Tuesday, August 17, 2010

South Dakota

How is it possible that I remember so much about some trips and so little about others? It seems as though every trip has had something memorable, something that needs to be passed down through the generations. A story that would make the headlines if there was a news channel dedicated to just our family. There was no such story on our first trip to the Badlands and Black Hills of South Dakota.

But by now, you realize that I won’t leave it at that. If there is no story, I will have to create one.

In 1971, we went out west again, only this time our destination was the southwest corner of South Dakota, where yet another tourist mecca lies, the Black Hills. The Needles Highway is incredible, with its hairpin curves, fascinating rock outcroppings, and narrow road. When the highway went through the solid granite mountain, Mom would get out and film Dad driving the camper through. If we could have stuck our hands out of the camper windows, we would have been able to touch the sides of the mountain.

Custer State Park has an impressive herd of buffalo and a band of friendly burros. The Badlands area, by contrast, is stark and moody. Throughout a single day, the weather can change from warm to cold, from sunny to rainy, and with every change the rainbow colored hills go through a wide range of hues.
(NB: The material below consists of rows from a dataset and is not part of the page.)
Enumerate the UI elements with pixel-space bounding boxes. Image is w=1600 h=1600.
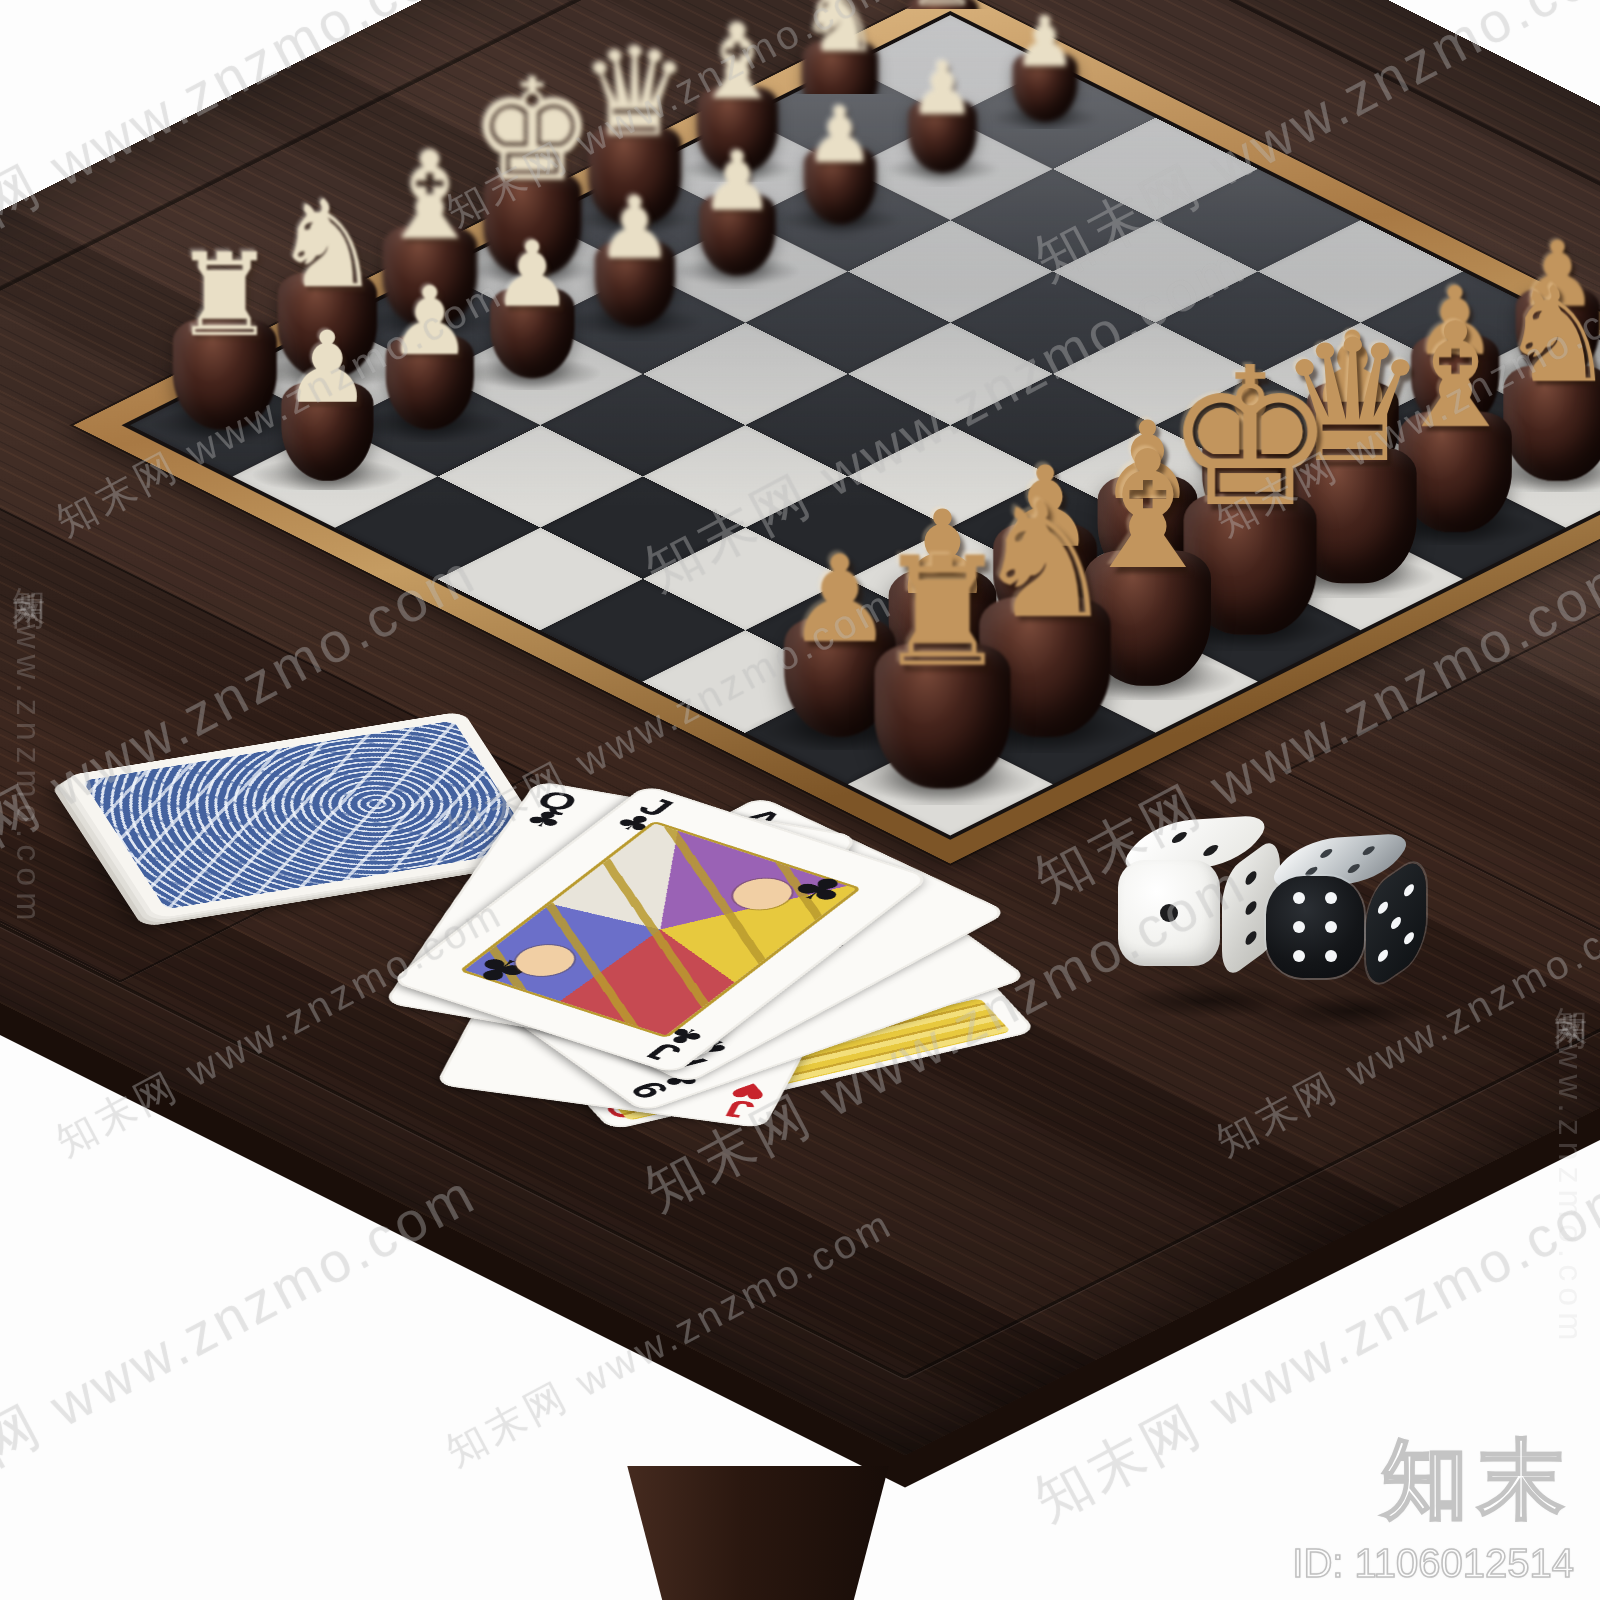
die-pip: [1246, 868, 1257, 887]
die-pip: [1404, 881, 1414, 898]
white-rook-piece: ♜: [831, 537, 1053, 789]
black-die-front-face: [1266, 876, 1364, 978]
die-pip: [1293, 892, 1305, 904]
die-pip: [1246, 899, 1257, 918]
die-pip: [1318, 849, 1335, 859]
die-pip: [1325, 921, 1337, 933]
die-pip: [1200, 845, 1221, 857]
pawn-glyph: ♟: [282, 318, 371, 417]
die-pip: [1325, 950, 1337, 962]
die-pip: [1246, 929, 1257, 948]
die-pip: [1378, 948, 1388, 965]
knight-glyph: ♞: [798, 0, 881, 65]
board-square: ♟: [233, 425, 438, 528]
die-pip: [1293, 921, 1305, 933]
die-pip: [1160, 904, 1178, 922]
black-pawn-piece: ♟: [238, 318, 415, 481]
rook-glyph: ♜: [874, 537, 1009, 688]
die-pip: [1378, 899, 1388, 916]
pawn-glyph: ♟: [805, 96, 875, 174]
table-leg: [606, 1466, 910, 1600]
pawn-glyph: ♟: [909, 52, 975, 126]
die-pip: [1169, 831, 1190, 843]
die-pip: [1293, 950, 1305, 962]
rook-glyph: ♜: [906, 0, 977, 17]
brand-logo: 知末: [1292, 1422, 1574, 1539]
pawn-glyph: ♟: [1013, 7, 1076, 77]
product-render-scene: ♜♟♟♜♞♟♟♞♝♟♟♝♛♟♟♛♚♟♟♚♝♟♟♝♞♟♟♞♜♟♟♜ Q♦Q♦J♥J…: [0, 0, 1600, 1600]
brand-block: 知末 ID: 1106012514: [1292, 1422, 1574, 1586]
board-square: ♜: [848, 733, 1053, 836]
die-pip: [1360, 846, 1377, 856]
image-id: ID: 1106012514: [1292, 1541, 1574, 1586]
die-pip: [1404, 930, 1414, 947]
white-die-front-face: [1118, 860, 1220, 966]
die-pip: [1391, 915, 1401, 932]
black-die: [1252, 826, 1452, 1022]
die-pip: [1325, 892, 1337, 904]
die-pip: [1303, 867, 1320, 877]
die-pip: [1345, 864, 1362, 874]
One of the big tourist attractions of the Black Hills is, of course, Mount Rushmore. The giant heads of four of our most adored leaders are stunning. It is so hard to believe that someone could carve that out of the side of mountain. Well, ok, that a crew of 400 could carve it still seems unreal. A little further down the road is another such carving, but sometimes it’s hard to make the comparison.

Dad was always fascinated by Crazy Horse. Mount Rushmore was a finished work when we first saw it. It was built between 1927 and 1941, for just under one million dollars, at least half of which was government funds. Work on the Crazy Horse Memorial started in 1947 and has accepted no government funds. It is being built strictly on donations and admissions to the grounds. I haven’t been able to find out any estimates on its cost, and no one knows exactly when it will be finished.

We stopped there for the first time on our way to Yellowstone in 1969. Two years later, no one could tell that any work had been done on it. We traveled through the area again in 1976, and again, I sure couldn’t see any advances. But they were there, what appeared as a small fragment from 1500 feet away amounted to several tons of rock.

The whole story of Crazy Horse is fascinating, I can see what Dad saw in it. I would recount it all here, but you can just as easily find it on the web as I can. With pictures too.

Unfortunately, on the way home, we had to stop at yet another tourist trap. Everyone stops at Wall Drug and I don’t think anyone knows why they stop. Advertising free ice water since the 1930s, the small drug store grew and grew, and now encompasses most of the downtown of the small town of Wall, population less than a thousand.

So we stopped, wandered around, looked at all the cheesy souvenirs for sale, took pictures of Pat and I on the bucking bronco, and got our free ice water.